A Markov Decision Process Framework for Early Maneuver Decisions in Satellite Collision Avoidance
Authors
Francesca Ferrara, Lander W. Schillinger Arana, Florian Dörfler, Sarah H. Q. Li
Abstract
We develop a Markov decision process (MDP) framework to autonomously make guidance decisions for satellite collision avoidance maneuver (CAM) and a reinforcement learning policy gradient (RL-PG) algorithm to enable direct optimization of guidance policy using historic CAM data. In addition to maintaining acceptable collision risks, this approach seeks to minimize the average propellant consumption of CAMs by making early maneuver decisions. We model CAM as a continuous state, discrete action and finite horizon MDP, where the critical decision is determining when to initiate the maneuver.

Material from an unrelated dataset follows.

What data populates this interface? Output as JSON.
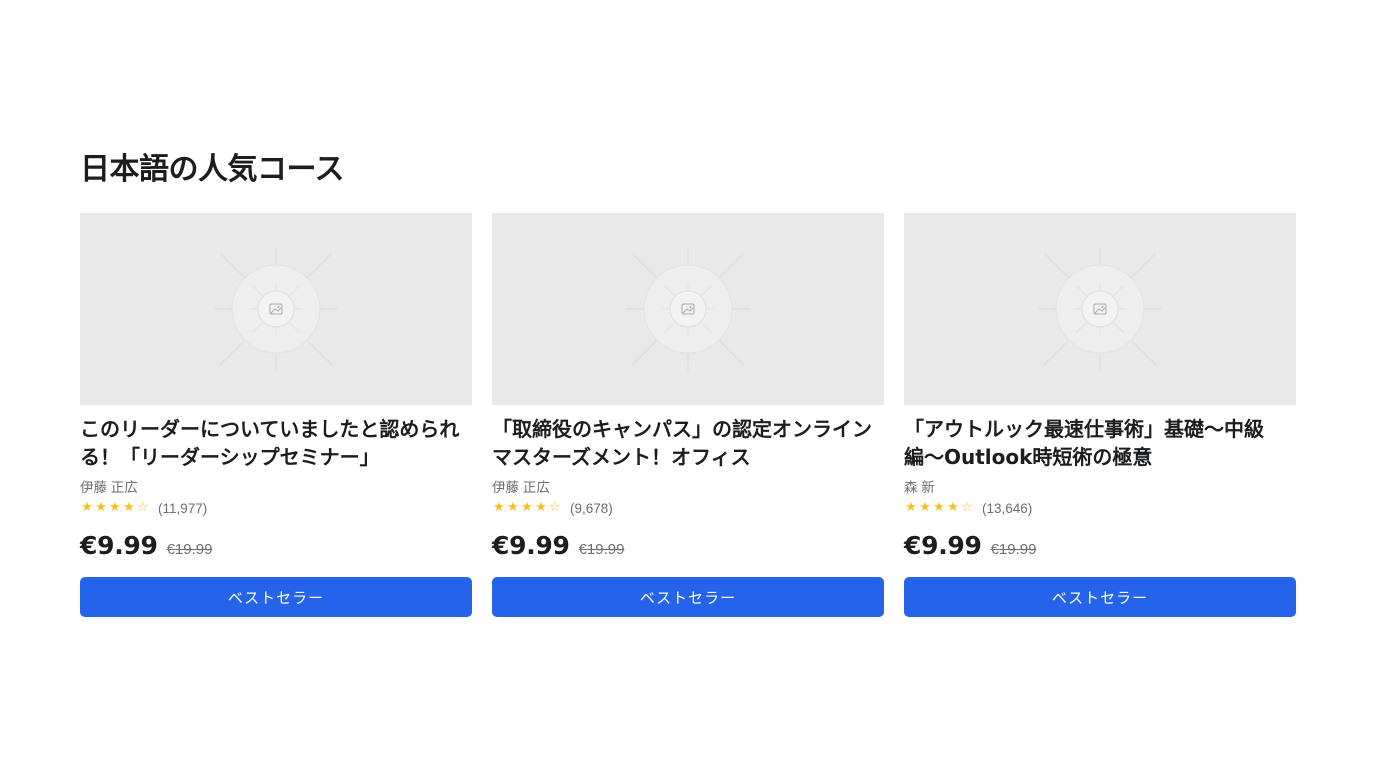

The MDP models decision rewards using analytical models of collision risk, propellant consumption, and transit orbit geometry. By deciding to maneuver earlier than conventional methods, the Markov policy effectively favors CAMs that achieve comparable rates of collision risk reduction while consuming less propellant. Using historical data of tracked conjunction events, we verify this framework and conduct an extensive parameter-sensitivity study. When evaluated on synthetic conjunction events, the trained policy consumes significantly less propellant overall and per maneuver in comparison to a conventional cut-off policy that initiates maneuvers 24 hours before the time of closest approach (TCA). On historical conjunction events, the trained policy consumes more propellant overall but consumes less propellant per maneuver. For both historical and synthetic conjunction events, the trained policy is slightly more conservative in identifying conjunctions events that warrant CAMs in comparison to cutoff policies.